The api for shuffling only has support for the byte
and sbyte
//
// Summary:
// __m256i _mm256_shuffle_epi8 (__m256i a, __m256i b)
//
// VPSHUFB ymm, ymm, ymm/m256
//
// Parameters:
// value:
//
// mask:
public static Vector256<sbyte> Shuffle(Vector256<sbyte> value, Vector256<sbyte> mask);
//
// Summary:
// __m256i _mm256_shuffle_epi8 (__m256i a, __m256i b)
//
// VPSHUFB ymm, ymm, ymm/m256
//
// Parameters:
// value:
//
// mask:
public static Vector256<byte> Shuffle(Vector256<byte> value, Vector256<byte> mask);
How would you do a shuffle of other types? For example, say I have a Vector256<short>
and wanted to do a shuffle with a mask of something like [0, 1, 7, 7, 3, 3, 2, 0]
?
Would I have have to instead do it at the byte level? i.e convert the above mask into its byte equivalent?

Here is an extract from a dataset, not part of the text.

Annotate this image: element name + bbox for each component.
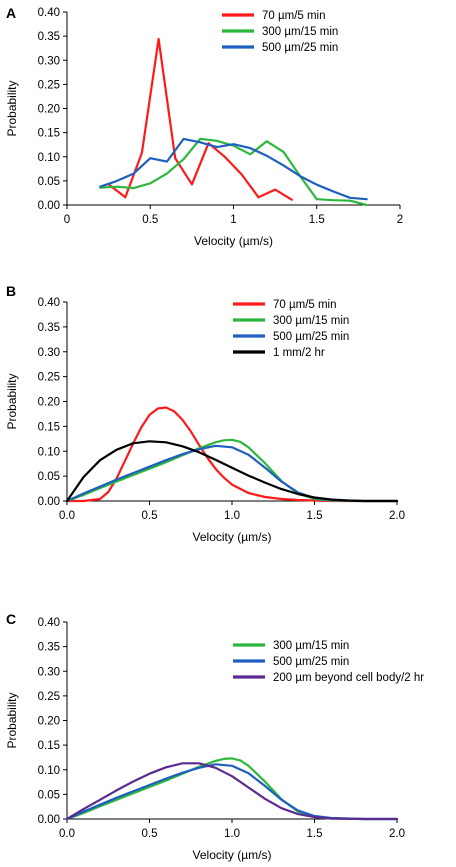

Would I have have to instead do it at the byte level? i.e convert the above mask into its byte equivalent?
For a vector of (u)short
, usually yes (but it's more complicated), unless you can use AVX512 (for VPERMW
) or the indexes are lined up in pairs so that you can shuffle it as a vector of (u)int
.
For a vector of (u)int
, there is PermuteVar8x32
, which is generally more convenient anyway.
By the way Vector256.Shuffle
does have an overload to shuffle a vector of shorts, but in my tests at least it just calls some fallback method, so you probably don't want to rely on that.
In general, shuffling a vector of shorts with AVX2 is a bit more of a puzzle than just shuffling it as a vector of bytes - shuffling a vector of bytes is in general more complicated than calling Avx2.Shuffle
, which is really the issue here. Avx2.Shuffle
is part of the solution, but VPSHUFB
does not move bytes between the two 128-bit halves of a 256-bit vector. There are various solutions depending on what your indexes look like but in general the idea is to mostly rely on shuffling bytes, and handling movement between the two 128-bit parts separately.
For example, you can make a 256-bit vector that has two copies of the lower half of the data, another 256-bit vector that has two copies of the upper half of the data, shuffle each of these, then blend based on whether you want a byte from the lower or the upper part. In general you can do any 32 byte shuffle with that, and you can build a word shuffle on top of it.